Saturday, January 26, 2013

Fuga






No entiendo por qué sufro de esta forma cada vez que muere un escritor.
Cuando Saramago, leí que lo cremaban y, al otro lado de la computadora, sentí todo el destierro del mundo,  como si estuviera en el último lugar del planeta, lo más lejos posible de Portugal y Lanzarote y del autor ateo y tierno que radicalizó tantas ideas.
“Ya nunca podré ir a su tumba”, lloriqueé trágica. “Detenerme a leer los mensajes que pone la gente, a ver las banderas y las flores y las ofrendas más extrañas y alimentar mi vena melodramática, toda mi solemnidad, recordando tanta locura que dejó a este mundo”. 

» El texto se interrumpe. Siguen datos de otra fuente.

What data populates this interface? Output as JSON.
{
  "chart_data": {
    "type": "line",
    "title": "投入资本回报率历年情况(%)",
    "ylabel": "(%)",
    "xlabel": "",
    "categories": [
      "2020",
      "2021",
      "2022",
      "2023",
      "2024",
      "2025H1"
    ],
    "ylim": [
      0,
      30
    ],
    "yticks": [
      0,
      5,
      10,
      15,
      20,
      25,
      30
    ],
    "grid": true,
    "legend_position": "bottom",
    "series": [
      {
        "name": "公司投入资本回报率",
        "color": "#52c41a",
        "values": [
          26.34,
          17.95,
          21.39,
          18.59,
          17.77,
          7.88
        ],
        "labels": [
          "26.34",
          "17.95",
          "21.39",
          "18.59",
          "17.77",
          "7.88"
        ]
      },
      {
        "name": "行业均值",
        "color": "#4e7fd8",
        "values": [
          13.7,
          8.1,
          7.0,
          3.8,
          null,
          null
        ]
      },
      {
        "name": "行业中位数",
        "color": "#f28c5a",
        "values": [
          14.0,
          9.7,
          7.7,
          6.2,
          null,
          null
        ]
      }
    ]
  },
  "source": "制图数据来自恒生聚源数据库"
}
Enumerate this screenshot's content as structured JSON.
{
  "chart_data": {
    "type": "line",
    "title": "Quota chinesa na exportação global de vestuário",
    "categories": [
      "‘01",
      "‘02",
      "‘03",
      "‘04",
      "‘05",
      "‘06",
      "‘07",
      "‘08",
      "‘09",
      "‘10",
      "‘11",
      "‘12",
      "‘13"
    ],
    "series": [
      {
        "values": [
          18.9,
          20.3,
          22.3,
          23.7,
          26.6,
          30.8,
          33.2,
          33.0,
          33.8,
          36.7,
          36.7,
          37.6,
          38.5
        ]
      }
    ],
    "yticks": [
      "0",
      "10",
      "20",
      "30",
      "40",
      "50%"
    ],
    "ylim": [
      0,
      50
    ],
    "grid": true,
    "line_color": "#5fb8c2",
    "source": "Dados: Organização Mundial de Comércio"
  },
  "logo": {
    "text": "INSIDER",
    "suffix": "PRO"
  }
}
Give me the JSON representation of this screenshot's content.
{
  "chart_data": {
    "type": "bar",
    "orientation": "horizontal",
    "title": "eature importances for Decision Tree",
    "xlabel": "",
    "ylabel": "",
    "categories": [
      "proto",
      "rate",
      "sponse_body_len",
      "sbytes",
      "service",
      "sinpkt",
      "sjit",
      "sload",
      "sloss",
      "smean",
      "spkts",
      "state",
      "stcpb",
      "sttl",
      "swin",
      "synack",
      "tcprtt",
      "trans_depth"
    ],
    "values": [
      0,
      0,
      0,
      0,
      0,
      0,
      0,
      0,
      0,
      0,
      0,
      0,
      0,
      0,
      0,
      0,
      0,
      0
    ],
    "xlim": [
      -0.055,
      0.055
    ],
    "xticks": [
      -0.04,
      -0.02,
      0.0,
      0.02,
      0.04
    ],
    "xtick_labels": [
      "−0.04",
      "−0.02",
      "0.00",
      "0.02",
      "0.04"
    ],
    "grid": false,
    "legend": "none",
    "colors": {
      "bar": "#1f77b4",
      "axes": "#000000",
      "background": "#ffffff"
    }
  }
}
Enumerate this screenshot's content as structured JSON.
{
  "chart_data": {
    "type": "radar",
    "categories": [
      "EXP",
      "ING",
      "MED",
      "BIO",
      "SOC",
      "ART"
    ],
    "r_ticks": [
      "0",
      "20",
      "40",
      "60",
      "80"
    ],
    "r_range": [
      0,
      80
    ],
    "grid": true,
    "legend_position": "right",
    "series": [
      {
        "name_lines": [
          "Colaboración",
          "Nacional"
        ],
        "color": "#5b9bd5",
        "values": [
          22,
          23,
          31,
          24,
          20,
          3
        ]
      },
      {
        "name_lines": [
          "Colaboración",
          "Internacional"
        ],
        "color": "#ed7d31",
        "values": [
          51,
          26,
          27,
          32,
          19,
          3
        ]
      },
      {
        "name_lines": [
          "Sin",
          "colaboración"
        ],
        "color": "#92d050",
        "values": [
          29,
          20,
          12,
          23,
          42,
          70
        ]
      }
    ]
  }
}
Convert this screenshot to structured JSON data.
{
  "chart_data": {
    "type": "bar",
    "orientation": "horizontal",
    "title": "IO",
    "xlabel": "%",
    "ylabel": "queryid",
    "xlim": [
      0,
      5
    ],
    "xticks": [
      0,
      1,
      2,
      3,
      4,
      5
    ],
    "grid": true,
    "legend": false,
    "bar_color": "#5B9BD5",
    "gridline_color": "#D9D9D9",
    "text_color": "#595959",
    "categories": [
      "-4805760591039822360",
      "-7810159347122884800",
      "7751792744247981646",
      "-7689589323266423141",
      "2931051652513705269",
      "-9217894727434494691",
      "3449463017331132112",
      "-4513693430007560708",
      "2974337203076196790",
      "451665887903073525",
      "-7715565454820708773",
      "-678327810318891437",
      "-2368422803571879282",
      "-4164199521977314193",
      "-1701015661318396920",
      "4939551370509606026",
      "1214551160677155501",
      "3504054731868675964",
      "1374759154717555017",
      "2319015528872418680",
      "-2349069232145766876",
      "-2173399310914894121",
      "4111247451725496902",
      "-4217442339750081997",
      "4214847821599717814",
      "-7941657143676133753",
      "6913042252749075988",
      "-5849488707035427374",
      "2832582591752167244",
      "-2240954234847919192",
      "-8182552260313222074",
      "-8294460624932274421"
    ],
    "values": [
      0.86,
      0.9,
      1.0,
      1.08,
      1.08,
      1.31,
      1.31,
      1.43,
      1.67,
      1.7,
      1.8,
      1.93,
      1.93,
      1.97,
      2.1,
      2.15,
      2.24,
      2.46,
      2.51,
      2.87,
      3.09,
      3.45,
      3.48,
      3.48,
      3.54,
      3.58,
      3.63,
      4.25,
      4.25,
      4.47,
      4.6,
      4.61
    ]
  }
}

Lo de Cortázar fue muy extraño. Yo tendría siete años y vi en la tele un carro negro muy grande con cristales oscuros. En la parte posterior, una cabecita calva con unos pocos pelos blancos. Aunque nunca lo vi de frente, me lo imaginé con unos espejuelos muy grandes y una risa alborotosa y tierna. Oí a mi mamá decir: “Lo mató la derecha”. Entonces no hice preguntas. Ya yo sabía perfectamente lo que significaba aquello. Me fui a mi cuarto y lloré desconsoladamente el asesinato de Cortázar, a quien yo tal vez no había leído aún pero quien yo sabía era un escritor muy bueno. Y revolucionario.
Sufrí demasiado. Todavía, si recuerdo aquel día, vuelvo a llorar un poco, como si Cortázar volviera a morirse. Todo esto para, hace poquísimos años atrás, enterarme de que Cortázar murió de leucemia, que nadie nunca lo asesinó. Quién sabe cómo armé esa muerte trágica para aquel escritor taciturno
Ayer fue Carlos Fuentes, uno de los primeros escritores que leemos de adolescentes en la escuela y a quien muchos seguimos leyendo. Es difícil equiparar la conmoción que provocan esos primeros escritores. Los rastros de esos libros son imposibles de remover. Por eso me sorprendí de nuevo sufriéndome su muerte como la de Cortázar, como la de alguien por quien yo sentía tanto sin saber exactamente por qué.
Y sin embargo, si por una muerte no debe una sufrir es por la de un escritor. Porque se mueren pero no tanto. Es lo que tienen las palabras: retribuyen la angustia, el dolor y la locura del oficio con esa pequeña fuga.